The study investigates the expression levels of 14 microRNAs (miRNAs), arranged into 61 ratios, in urinary extracellular vesicles (EVs) from healthy males and prostate cancer (PCa) patients, tracking changes in miRNA dynamics before radiotherapy and at 1 and 3 months post-treatment. These miRNAs were selected based on prior research and their involvement in biological processes disrupted during prostate cancer progression. The analysis revealed significant differences in 42 miRNA ratios (out of 61 ratios studied) between healthy individuals and PCa patients, highlighting their diagnostic potential. Among these, 14 ratios demonstrated the highest sensitivity and specificity, with miRNA-30e/31 showing the strongest diagnostic performance. The primary aim of the study was to assess the impact of radiotherapy on these 14 miRNAs. Results showed that 43 miRNA ratios exhibited significant changes over the three-month timeline post-radiotherapy, with 19 ratios either returning to or shifting toward a normal profile compared to healthy donors. These findings underscore the potential of miRNA ratios for evaluating radiotherapy efficacy and for predicting and monitoring disease progression in prostate cancer patients.

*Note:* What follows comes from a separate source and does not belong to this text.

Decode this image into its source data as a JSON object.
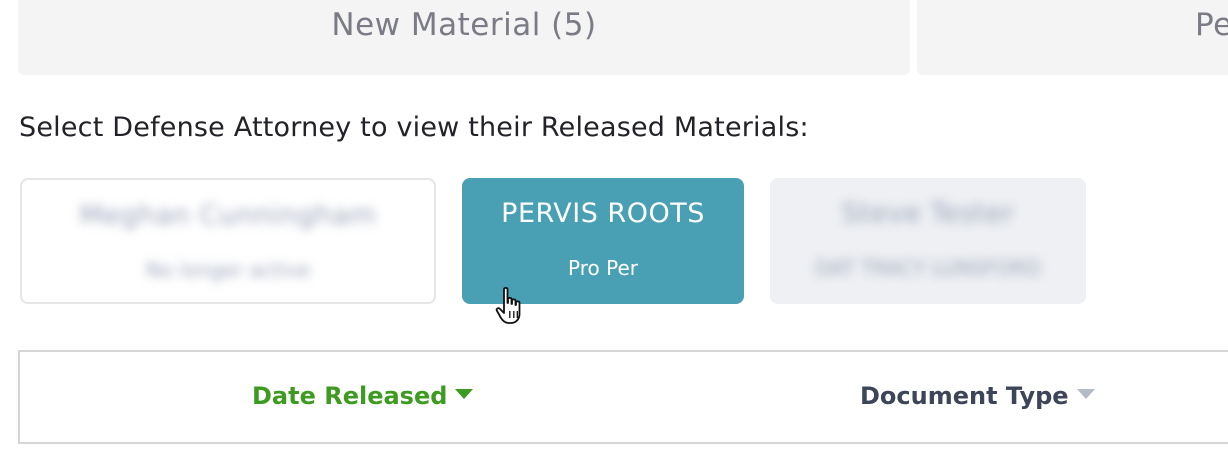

The study sheds light on the intricate relationship between microRNA (miRNA) expression and radiotherapy, emphasizing the significant potential of miRNAs as biomarkers for assessing treatment response and tracking disease progression in prostate cancer. By unraveling how miRNA dynamics interact with therapeutic interventions, the research highlights their promising clinical utility. However, the complexity of miRNA expression patterns, influenced by various biological and environmental factors, poses challenges that warrant further investigation. Continued research is essential to clarify the precise roles of miRNAs in cancer development, treatment response, and resistance, particularly in understanding their long-term effects on patient outcomes, including relapse and metastasis. Such efforts could ultimately enable the development of more personalized and effective therapeutic strategies for prostate cancer management.